Pour les hommes comme
nous qui ne sommes pas des personnages, c’est exactement le contraire que nous
vivons, à savoir que l’épreuve des évènements et surtout le fait que ces
évènements soient indissociables de la durée dans laquelle ils s’effectuent
constituent exactement ce qui nous empêchent de sceller l’acte de notre
identité : vivre dans le temps, c’est être condamné à ne jamais savoir
vraiment qui l’on est. Le présent que je vis est toujours porteur de
métamorphose, de bouleversement de l’autoportrait que nous essayons de dessiner
au cours de notre vie.
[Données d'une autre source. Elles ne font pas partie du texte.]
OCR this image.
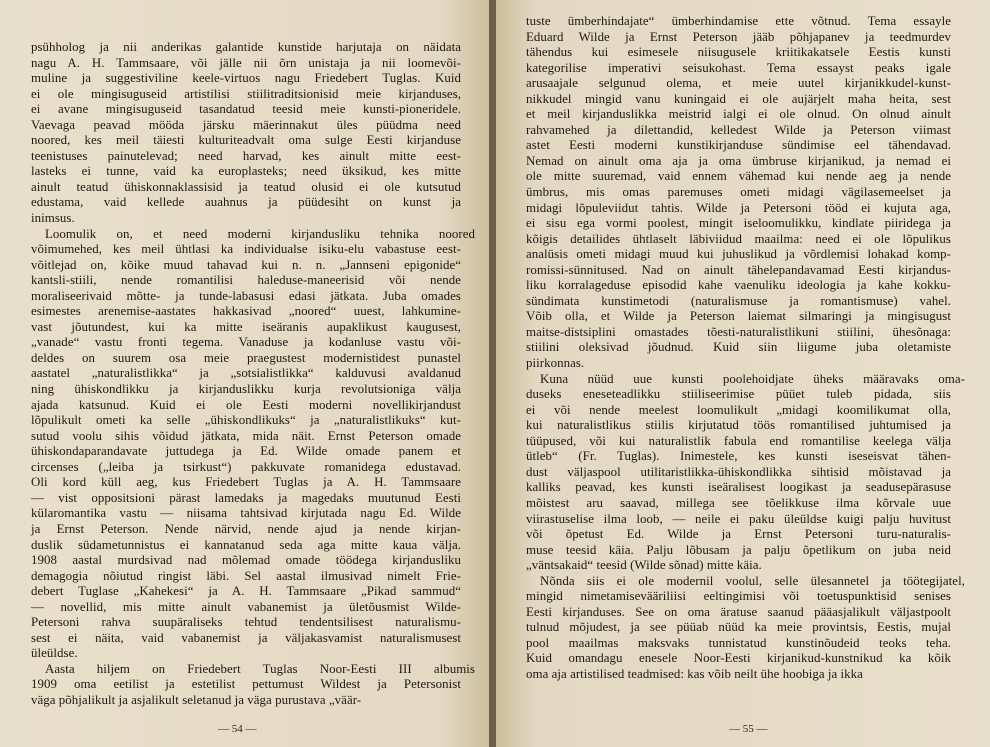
psühholog ja nii anderikas galantide kunstide harjutaja on näidata
nagu A. H. Tammsaare, või jälle nii õrn unistaja ja nii loomevõi-
muline ja suggestiviline keele-virtuos nagu Friedebert Tuglas. Kuid
ei ole mingisuguseid artistilisi stiilitraditsionisid meie kirjanduses,
ei avane mingisuguseid tasandatud teesid meie kunsti-pioneridele.
Vaevaga peavad mööda järsku mäerinnakut üles püüdma need
noored, kes meil täiesti kulturiteadvalt oma sulge Eesti kirjanduse
teenistuses painutelevad; need harvad, kes ainult mitte eest-
lasteks ei tunne, vaid ka europlasteks; need üksikud, kes mitte
ainult teatud ühiskonnaklassisid ja teatud olusid ei ole kutsutud
edustama, vaid kellede auahnus ja püüdesiht on kunst ja
inimsus.
Loomulik on, et need moderni kirjandusliku tehnika noored
võimumehed, kes meil ühtlasi ka individualse isiku-elu vabastuse eest-
võitlejad on, kõike muud tahavad kui n. n. „Jannseni epigonide“
kantsli-stiili, nende romantilisi haleduse-maneerisid või nende
moraliseerivaid mõtte- ja tunde-labasusi edasi jätkata. Juba omades
esimestes arenemise-aastates hakkasivad „noored“ uuest, lahkumine-
vast jõutundest, kui ka mitte iseäranis aupaklikust kaugusest,
„vanade“ vastu fronti tegema. Vanaduse ja kodanluse vastu või-
deldes on suurem osa meie praegustest modernistidest punastel
aastatel „naturalistlikka“ ja „sotsialistlikka“ kalduvusi avaldanud
ning ühiskondlikku ja kirjanduslikku kurja revolutsioniga välja
ajada katsunud. Kuid ei ole Eesti moderni novellikirjandust
lõpulikult ometi ka selle „ühiskondlikuks“ ja „naturalistlikuks“ kut-
sutud voolu sihis võidud jätkata, mida näit. Ernst Peterson omade
ühiskondaparandavate juttudega ja Ed. Wilde omade panem et
circenses („leiba ja tsirkust“) pakkuvate romanidega edustavad.
Oli kord küll aeg, kus Friedebert Tuglas ja A. H. Tammsaare
— vist oppositsioni pärast lamedaks ja magedaks muutunud Eesti
külaromantika vastu — niisama tahtsivad kirjutada nagu Ed. Wilde
ja Ernst Peterson. Nende närvid, nende ajud ja nende kirjan-
duslik südametunnistus ei kannatanud seda aga mitte kaua välja.
1908 aastal murdsivad nad mõlemad omade töödega kirjandusliku
demagogia nõiutud ringist läbi. Sel aastal ilmusivad nimelt Frie-
debert Tuglase „Kahekesi“ ja A. H. Tammsaare „Pikad sammud“
— novellid, mis mitte ainult vabanemist ja ületõusmist Wilde-
Petersoni rahva suupäraliseks tehtud tendentsilisest naturalismu-
sest ei näita, vaid vabanemist ja väljakasvamist naturalismusest
üleüldse.
Aasta hiljem on Friedebert Tuglas Noor-Eesti III albumis
1909 oma eetilist ja estetilist pettumust Wildest ja Petersonist
väga põhjalikult ja asjalikult seletanud ja väga purustava „väär-
— 54 —
tuste ümberhindajate“ ümberhindamise ette võtnud. Tema essayle
Eduard Wilde ja Ernst Peterson jääb põhjapanev ja teedmurdev
tähendus kui esimesele niisugusele kriitikakatsele Eestis kunsti
kategorilise imperativi seisukohast. Tema essayst peaks igale
arusaajale selgunud olema, et meie uutel kirjanikkudel-kunst-
nikkudel mingid vanu kuningaid ei ole aujärjelt maha heita, sest
et meil kirjanduslikka meistrid ialgi ei ole olnud. On olnud ainult
rahvamehed ja dilettandid, kelledest Wilde ja Peterson viimast
astet Eesti moderni kunstikirjanduse sündimise eel tähendavad.
Nemad on ainult oma aja ja oma ümbruse kirjanikud, ja nemad ei
ole mitte suuremad, vaid ennem vähemad kui nende aeg ja nende
ümbrus, mis omas paremuses ometi midagi vägilasemeelset ja
midagi lõpuleviidut tahtis. Wilde ja Petersoni tööd ei kujuta aga,
ei sisu ega vormi poolest, mingit iseloomulikku, kindlate piiridega ja
kõigis detailides ühtlaselt läbiviidud maailma: need ei ole lõpulikus
analüsis ometi midagi muud kui juhuslikud ja võrdlemisi lohakad komp-
romissi-sünnitused. Nad on ainult tähelepandavamad Eesti kirjandus-
liku korralageduse episodid kahe vaenuliku ideologia ja kahe kokku-
sündimata kunstimetodi (naturalismuse ja romantismuse) vahel.
Võib olla, et Wilde ja Peterson laiemat silmaringi ja mingisugust
maitse-distsiplini omastades tõesti-naturalistlikuni stiilini, ühesõnaga:
stiilini oleksivad jõudnud. Kuid siin liigume juba oletamiste
piirkonnas.
Kuna nüüd uue kunsti poolehoidjate üheks määravaks oma-
duseks eneseteadlikku stiiliseerimise püüet tuleb pidada, siis
ei või nende meelest loomulikult „midagi koomilikumat olla,
kui naturalistlikus stiilis kirjutatud töös romantilised juhtumised ja
tüüpused, või kui naturalistlik fabula end romantilise keelega välja
ütleb“ (Fr. Tuglas). Inimestele, kes kunsti iseseisvat tähen-
dust väljaspool utilitaristlikka-ühiskondlikka sihtisid mõistavad ja
kalliks peavad, kes kunsti iseäralisest loogikast ja seadusepärasuse
mõistest aru saavad, millega see tõelikkuse ilma kõrvale uue
viirastuselise ilma loob, — neile ei paku üleüldse kuigi palju huvitust
või õpetust Ed. Wilde ja Ernst Petersoni turu-naturalis-
muse teesid käia. Palju lõbusam ja palju õpetlikum on juba neid
„väntsakaid“ teesid (Wilde sõnad) mitte käia.
Nõnda siis ei ole modernil voolul, selle ülesannetel ja töötegijatel,
mingid nimetamisevääriliisi eeltingimisi või toetuspunktisid senises
Eesti kirjanduses. See on oma äratuse saanud pääasjalikult väljastpoolt
tulnud mõjudest, ja see püüab nüüd ka meie provintsis, Eestis, mujal
pool maailmas maksvaks tunnistatud kunstinõudeid teoks teha.
Kuid omandagu enesele Noor-Eesti kirjanikud-kunstnikud ka kõik
oma aja artistilised teadmised: kas võib neilt ühe hoobiga ja ikka
— 55 —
A peine suis-je en train de me décrire comme étant ceci
ou cela que l’instant qui passe déjà insinue une nuance voire une distorsion à
l’égard de ce que je prétends être.
Entre ce désir
irrationnel d’identité auquel le mythe répond par le récit magique et
surnaturel et l’épreuve réelle que nous faisons de chaque instant comme d’une
remise en cause de cette définition de soi, l’Histoire nous propose une
alternative et plus que cela : la seule qui puisse se concevoir si l’on
souhaite investir ce désir d’avoir un nom et une personnalité déterminée d’une
réponse fiable, crédible, à savoir le rapport au passé. Des trois axes du temps
(passé-Présent-Futur), seul celui-ci (le passé) est suffisamment stable pour
offrir à notre désir de savoir qui nous sommes une base solide et
indéfectible : ce que j’ai été, je l’ai été et rien de ce que je suis en
train devenir ou de ce que je serai demain ne changera quoi que ce soit à ce que
je fus.
Il convient de donner à
cette considération une dimension individuelle mais aussi nationale (reconnaissance de soi par une Nation). Ce qui distingue l’État et la
Nation entre beaucoup d’autres choses, c’est l’histoire, la tradition. C’est
par notre ancrage à un passé national, sociétal, historique que nous savons qui
nous sommes en tant que français allemand ou britannique. L’histoire nous
permet de savoir qui nous sommes, car, sans elle, nous serions perdus dans
l’indétermination d’un présent en train de se faire et à l’incertitude d’un
futur qui n’est écrit nulle part.
Mais une question se pose
dés lors : cette fonction identitaire assurée par l’histoire grâce à
laquelle un peuple, une société, un individu sont en mesure de jouir en fixant
le miroir du passé de la certitude d’être « un » ne serait-elle pas
aussi fictive que la mythologie puisque elle aussi décrit des héros dont le
rapport au temps n’est pas corruptible ? Nous sommes d’abord tentés de
répondre : « non » à cette question puisque le passé décrit
par l’historien n’est pas une fiction contrairement à Thésée ou Ulysse. De
fait, il est aussi fascinant qu’instructif d’observer comment, au fil des
guerres, des invasions, des flux migratoires et des mouvements religieux des
identités nationales se constituent. Cet ancrage d’un peuple à son passé n’est
pas du tout fictif. Pour s’en rendre compte, il suffit de mesurer la force de
l’idée même de Nation en l’assimilant à ce qui fait d’une population
« un » peuple.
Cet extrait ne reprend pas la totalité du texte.